FILE PHOTO: Displaced people stand on flooded highway, following rains and floods during the monsoon season in Sehwan, Pakistan, September 16, 2022. REUTERS/Akhtar Soomro

A fund to deliver financing to places affected by climate-fuelled disasters should be created by the annual U.N. climate summit that opens at the end of November, the lead host negotiator at last year's summit said on Thursday.

Agreement to establish a "loss and damage" fund was secured at COP27 in Egypt last November, but the deal did not spell out who would pay into the fund or how money would be disbursed.

FILE PHOTO: A view of a logo of the COP27 climate summit in Sharm el-Sheikh, Egypt, November 11, 2022. REUTERS/Mohamed Abd El Ghany

Before COP27 rich Western countries had long resisted calls from vulnerable states for a loss and damage fund, fearing it could make them liable for historic emissions.

A committee tasked with deciding how funding should work held its first, three-day meeting this week in the Egyptian city of Luxor. It includes 14 representatives of developing countries, and 10 from developed countries.

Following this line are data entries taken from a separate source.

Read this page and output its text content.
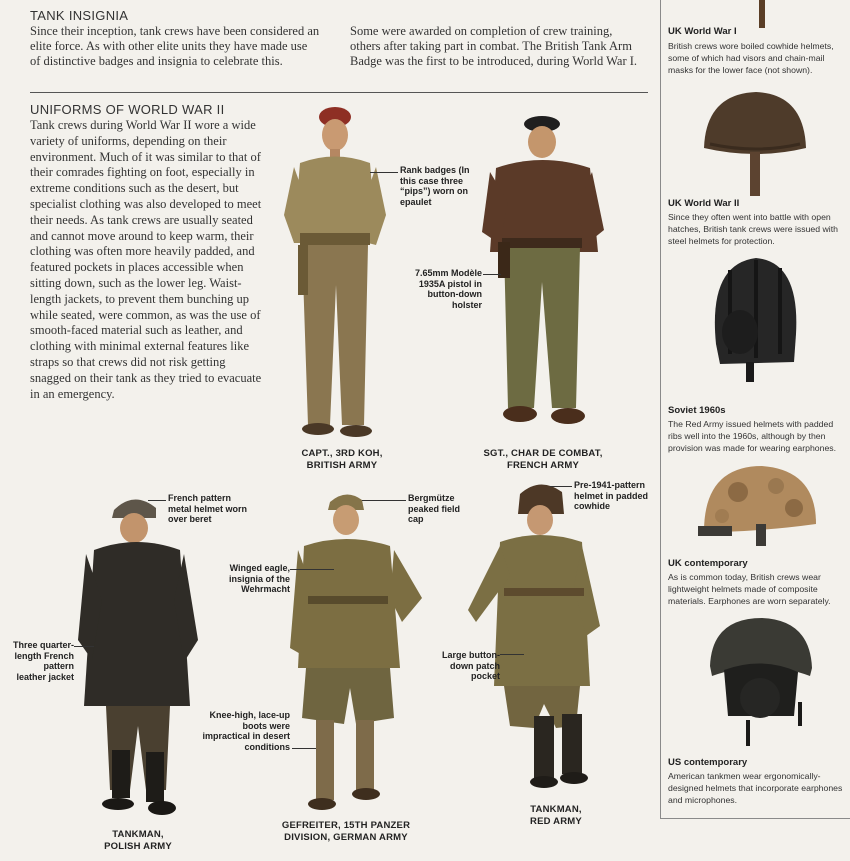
TANK INSIGNIA
Since their inception, tank crews have been considered an elite force. As with other elite units they have made use of distinctive badges and insignia to celebrate this.
Some were awarded on completion of crew training, others after taking part in combat. The British Tank Arm Badge was the first to be introduced, during World War I.
UNIFORMS OF WORLD WAR II
Tank crews during World War II wore a wide variety of uniforms, depending on their environment. Much of it was similar to that of their comrades fighting on foot, especially in extreme conditions such as the desert, but specialist clothing was also developed to meet their needs. As tank crews are usually seated and cannot move around to keep warm, their clothing was often more heavily padded, and featured pockets in places accessible when sitting down, such as the lower leg. Waist-length jackets, to prevent them bunching up while seated, were common, as was the use of smooth-faced material such as leather, and clothing with minimal external features like straps so that crews did not risk getting snagged on their tank as they tried to evacuate in an emergency.
CAPT., 3RD KOH,
BRITISH ARMY
Rank badges (In this case three “pips”) worn on epaulet
SGT., CHAR DE COMBAT,
FRENCH ARMY
7.65mm Modèle 1935A pistol in button-down holster
TANKMAN,
POLISH ARMY
French pattern metal helmet worn over beret
Three quarter-length French pattern leather jacket
GEFREITER, 15TH PANZER
DIVISION, GERMAN ARMY
Bergmütze peaked field cap
Winged eagle, insignia of the Wehrmacht
Knee-high, lace-up boots were impractical in desert conditions
TANKMAN,
RED ARMY
Pre-1941-pattern helmet in padded cowhide
Large button-down patch pocket
UK World War I
British crews wore boiled cowhide helmets, some of which had visors and chain-mail masks for the lower face (not shown).
UK World War II
Since they often went into battle with open hatches, British tank crews were issued with steel helmets for protection.
Soviet 1960s
The Red Army issued helmets with padded ribs well into the 1960s, although by then provision was made for wearing earphones.
UK contemporary
As is common today, British crews wear lightweight helmets made of composite materials. Earphones are worn separately.
US contemporary
American tankmen wear ergonomically-designed helmets that incorporate earphones and microphones.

The talks did not tackle contentious issues such as sources of financing or the type of projects the fund would cover, but there was some convergence between delegates over a road map to create a fund, said Mohamed Nasr, Egypt's lead climate negotiator.

Asked if a fund would be up and running by the time of COP28, which will be held from Nov. 30 to Dec. 12 in the United Arab Emirates, he told an online briefing: "Will it be created? I hope so and I assume so, and this is what we are working towards."

"Will it be delivering? I think this is a question of how complex this fund will be, and what will be the governing modalities and the working modalities of the fund."

The main points of divergence at the Luxor meeting were over whether to identify gaps in the existing system of climate finance before looking at the mechanics of the fund, or to work on both in parallel, Nasr said.

"Although they have different views, in many cases there was this mood of cooperation and understanding and responsibility that part of the outcome in UAE has to be these funding arrangements and the fund," he told journalists in an online briefing.

Delivering on time would be a "major challenge", he added.